Incluso aquellos que se acercaban a Rein y mareaban con sus chismorreos a la reverenda madre o a aquellas hermanas de las que lograban hacerse escuchar, censuraban a las monjas por hablar entre ellas de los rumores de aquel mundo al que habían renunciado. Y quienes habían recibido infinidad de veces ayuda de manos de las buenas hermanas criticaban la abundancia en que vivían.
Durante aquel tiempo, las siervas de Nuestro Señor ayunaban, velaban, rezaban y trabajaban antes de ir en comunidad al refectorio para la solemne comida…
Cristina sirvió a las hermanas con afectuoso respeto durante todo el tiempo que precedió a su toma de hábito.
Ella misma se decía que no sería nunca una buena religiosa; había dilapidado los dones que hubiera podido conseguir por el recogimiento y la piedad. Pero procuraría ser humilde y fiel.
El verano del año 1349 tocaba a su fin. Cristina tenía que pronunciar sus votos por Navidad.
Llevaba ya dos años en el convento de Rein. Un día recibió la feliz noticia de que sus hijos acompañarían al abad Johannes para asistir a su investidura… Cuando el hermano Bjoergulf se enteró de la resolución de su madre dijo:
—Por fin mi sueño se realiza.

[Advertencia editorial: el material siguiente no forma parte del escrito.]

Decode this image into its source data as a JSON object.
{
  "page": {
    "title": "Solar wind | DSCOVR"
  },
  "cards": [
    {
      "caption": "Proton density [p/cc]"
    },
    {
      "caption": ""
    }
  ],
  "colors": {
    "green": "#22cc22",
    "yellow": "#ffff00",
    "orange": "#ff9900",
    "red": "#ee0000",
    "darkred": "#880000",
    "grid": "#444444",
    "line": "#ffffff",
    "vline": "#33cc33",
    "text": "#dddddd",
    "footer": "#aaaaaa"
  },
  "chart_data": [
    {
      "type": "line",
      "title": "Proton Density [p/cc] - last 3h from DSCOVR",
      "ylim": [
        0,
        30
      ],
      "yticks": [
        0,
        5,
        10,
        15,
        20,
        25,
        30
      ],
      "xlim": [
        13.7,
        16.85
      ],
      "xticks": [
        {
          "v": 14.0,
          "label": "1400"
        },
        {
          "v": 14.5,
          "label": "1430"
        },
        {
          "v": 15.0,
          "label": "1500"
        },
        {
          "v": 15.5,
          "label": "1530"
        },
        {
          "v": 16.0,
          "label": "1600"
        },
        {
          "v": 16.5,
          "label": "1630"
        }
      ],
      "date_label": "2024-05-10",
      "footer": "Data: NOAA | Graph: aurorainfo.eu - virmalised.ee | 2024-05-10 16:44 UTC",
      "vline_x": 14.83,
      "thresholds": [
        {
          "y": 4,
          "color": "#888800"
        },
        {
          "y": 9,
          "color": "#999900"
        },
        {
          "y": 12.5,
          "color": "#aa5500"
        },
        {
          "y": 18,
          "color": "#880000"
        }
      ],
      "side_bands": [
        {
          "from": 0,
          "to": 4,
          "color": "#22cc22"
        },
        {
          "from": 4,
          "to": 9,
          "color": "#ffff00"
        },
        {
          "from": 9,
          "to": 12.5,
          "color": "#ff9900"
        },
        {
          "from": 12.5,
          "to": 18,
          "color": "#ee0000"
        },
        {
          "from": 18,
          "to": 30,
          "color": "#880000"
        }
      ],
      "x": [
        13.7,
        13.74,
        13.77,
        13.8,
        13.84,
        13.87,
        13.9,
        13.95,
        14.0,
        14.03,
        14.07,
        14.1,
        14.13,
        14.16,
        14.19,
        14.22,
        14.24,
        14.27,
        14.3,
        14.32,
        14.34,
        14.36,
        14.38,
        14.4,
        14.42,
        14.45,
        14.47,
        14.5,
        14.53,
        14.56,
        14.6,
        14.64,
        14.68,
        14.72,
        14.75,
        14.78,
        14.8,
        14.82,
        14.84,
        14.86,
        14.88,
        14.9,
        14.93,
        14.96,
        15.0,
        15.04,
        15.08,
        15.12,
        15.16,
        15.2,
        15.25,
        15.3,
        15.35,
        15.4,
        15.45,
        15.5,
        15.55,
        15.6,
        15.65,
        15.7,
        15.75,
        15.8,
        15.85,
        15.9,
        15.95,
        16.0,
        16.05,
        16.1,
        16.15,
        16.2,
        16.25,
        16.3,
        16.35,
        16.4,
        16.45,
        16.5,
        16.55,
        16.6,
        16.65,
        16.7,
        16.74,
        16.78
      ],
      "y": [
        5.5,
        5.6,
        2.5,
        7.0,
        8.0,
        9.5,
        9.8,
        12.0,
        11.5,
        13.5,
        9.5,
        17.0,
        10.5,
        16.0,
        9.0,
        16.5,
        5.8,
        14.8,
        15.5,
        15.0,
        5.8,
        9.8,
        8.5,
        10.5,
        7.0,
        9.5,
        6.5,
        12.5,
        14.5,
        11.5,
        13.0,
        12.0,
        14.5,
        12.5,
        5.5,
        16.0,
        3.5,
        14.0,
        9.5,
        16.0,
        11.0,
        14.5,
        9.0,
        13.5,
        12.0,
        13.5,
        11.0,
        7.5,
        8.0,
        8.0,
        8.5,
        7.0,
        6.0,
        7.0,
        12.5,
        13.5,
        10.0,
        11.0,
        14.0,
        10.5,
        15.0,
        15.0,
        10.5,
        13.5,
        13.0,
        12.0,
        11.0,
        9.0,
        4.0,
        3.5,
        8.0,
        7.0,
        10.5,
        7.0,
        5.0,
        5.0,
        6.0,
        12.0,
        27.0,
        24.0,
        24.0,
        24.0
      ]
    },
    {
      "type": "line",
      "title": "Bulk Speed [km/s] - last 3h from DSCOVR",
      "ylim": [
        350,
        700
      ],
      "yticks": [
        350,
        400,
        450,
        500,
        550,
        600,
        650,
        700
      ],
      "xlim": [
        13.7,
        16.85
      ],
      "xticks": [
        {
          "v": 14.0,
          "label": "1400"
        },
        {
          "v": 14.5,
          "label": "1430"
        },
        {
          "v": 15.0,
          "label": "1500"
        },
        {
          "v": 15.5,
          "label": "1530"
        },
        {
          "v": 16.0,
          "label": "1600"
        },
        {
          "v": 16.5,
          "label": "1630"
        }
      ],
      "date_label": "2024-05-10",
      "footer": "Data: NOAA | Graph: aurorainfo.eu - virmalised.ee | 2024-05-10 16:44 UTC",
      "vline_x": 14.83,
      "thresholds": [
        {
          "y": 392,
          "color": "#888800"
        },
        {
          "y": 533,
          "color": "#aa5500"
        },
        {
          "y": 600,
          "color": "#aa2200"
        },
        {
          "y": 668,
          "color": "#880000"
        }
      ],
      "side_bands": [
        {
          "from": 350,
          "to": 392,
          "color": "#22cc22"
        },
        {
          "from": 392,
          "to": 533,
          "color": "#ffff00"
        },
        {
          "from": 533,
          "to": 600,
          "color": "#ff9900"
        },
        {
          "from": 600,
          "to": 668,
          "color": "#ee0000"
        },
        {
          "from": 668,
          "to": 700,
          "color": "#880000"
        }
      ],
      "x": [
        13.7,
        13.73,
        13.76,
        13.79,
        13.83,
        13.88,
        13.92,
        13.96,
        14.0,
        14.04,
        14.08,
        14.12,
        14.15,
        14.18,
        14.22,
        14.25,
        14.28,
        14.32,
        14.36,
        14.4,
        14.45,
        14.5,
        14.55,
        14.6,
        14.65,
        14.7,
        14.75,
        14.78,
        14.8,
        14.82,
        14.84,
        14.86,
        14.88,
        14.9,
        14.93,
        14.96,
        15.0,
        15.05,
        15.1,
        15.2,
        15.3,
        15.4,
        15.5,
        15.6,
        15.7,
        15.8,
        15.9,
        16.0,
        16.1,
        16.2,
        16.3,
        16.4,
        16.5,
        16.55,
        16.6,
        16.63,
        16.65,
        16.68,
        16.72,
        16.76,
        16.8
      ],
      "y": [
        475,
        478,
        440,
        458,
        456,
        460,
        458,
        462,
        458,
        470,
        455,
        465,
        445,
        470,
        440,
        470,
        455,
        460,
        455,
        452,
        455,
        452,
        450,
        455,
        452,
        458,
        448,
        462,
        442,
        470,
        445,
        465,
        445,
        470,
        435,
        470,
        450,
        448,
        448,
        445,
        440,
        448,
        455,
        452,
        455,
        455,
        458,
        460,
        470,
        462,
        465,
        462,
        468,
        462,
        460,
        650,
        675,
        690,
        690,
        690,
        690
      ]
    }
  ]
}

He soñado dos veces en este año que los dos volveríamos a verla por Navidad. Pero no podrá ser exactamente como en mi sueño, porque he soñado que la veía de verdad.
También el hermano Nikulaus se había sentido muy feliz. Pero, al mismo tiempo, Cristina se enteró de noticias poco satisfactorias sobre su primogénito. Se había mostrado cruel para con unos campesinos de Steinker respecto a unos derechos de pesca. Los hermanos habían sorprendido una noche a los campesinos devastándoles la reserva de salmones del monasterio. Entonces, Nikulaus había derribado a uno de los hombres y echado a otro al río y, por si fuera poco, pecó aún más gravemente profiriendo espantosas blasfemias.